Sampel untuk analisis isotop serta studi DNA purba telah diambil dari sejumlah tengkorak tzompantli, Gómez Valdés mengatakan. Dia juga mengharapkan untuk menemukan keragaman asal-usul, terutama karena tengkorak tzompantli menampilkan berbagai modifikasi gigi dan tengkorak yang disengaja, yang dipraktekkan oleh kelompok budaya yang berbeda pada waktu yang berbeda. Jika demikian, tengkorak bisa menghasilkan informasi yang jauh melampaui bagaimana korban meninggal. “Secara hipotetis, di tzompantli ini , Anda memiliki sampel populasi dari seluruh Mesoamerika,” kata Vázquez Vallín. “Ini tak tertandingi.”

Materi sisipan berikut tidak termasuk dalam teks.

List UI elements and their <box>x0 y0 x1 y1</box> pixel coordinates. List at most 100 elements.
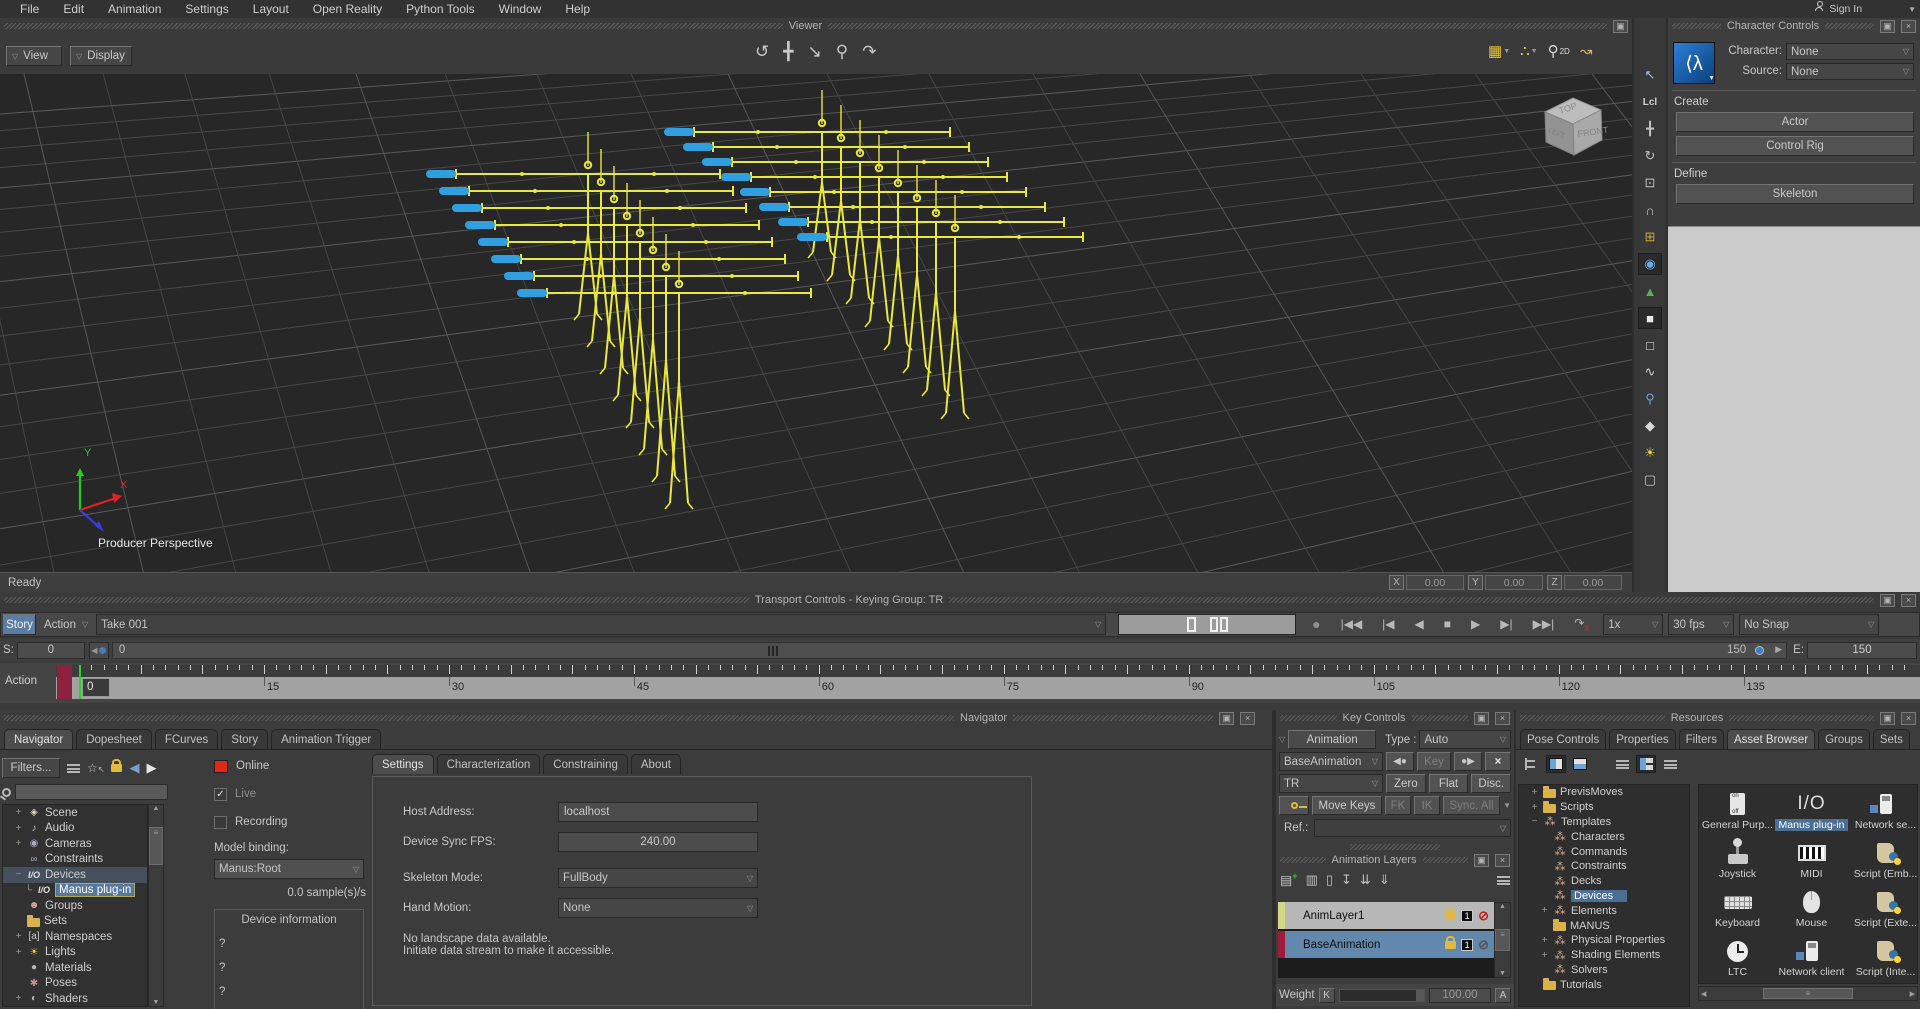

Bioarkeolog Tiffiny Tung dari Vanderbilt University di Nashville, yang mempelajari pengorbanan manusia di Andes, mengatakan dia bersemangat untuk mengetahui apa yang tim INAH dapat pelajari dari tengkorak terkait ritual pengorbanan dan keragaman genetik Mesoamerika tepat sebelum penaklukan. “Kita bisa turun secara literal kepada individu dan menceritakan kisah orang itu. Lalu kita dapat menarik kembali dan menceritakan kisahnya … tentang komunitas besar ini,” katanya. Setelah dijiwai dengan peran suci, tetapi diam, di kota tempat mereka meninggal, para korban itu akhirnya dapat berbicara lagi.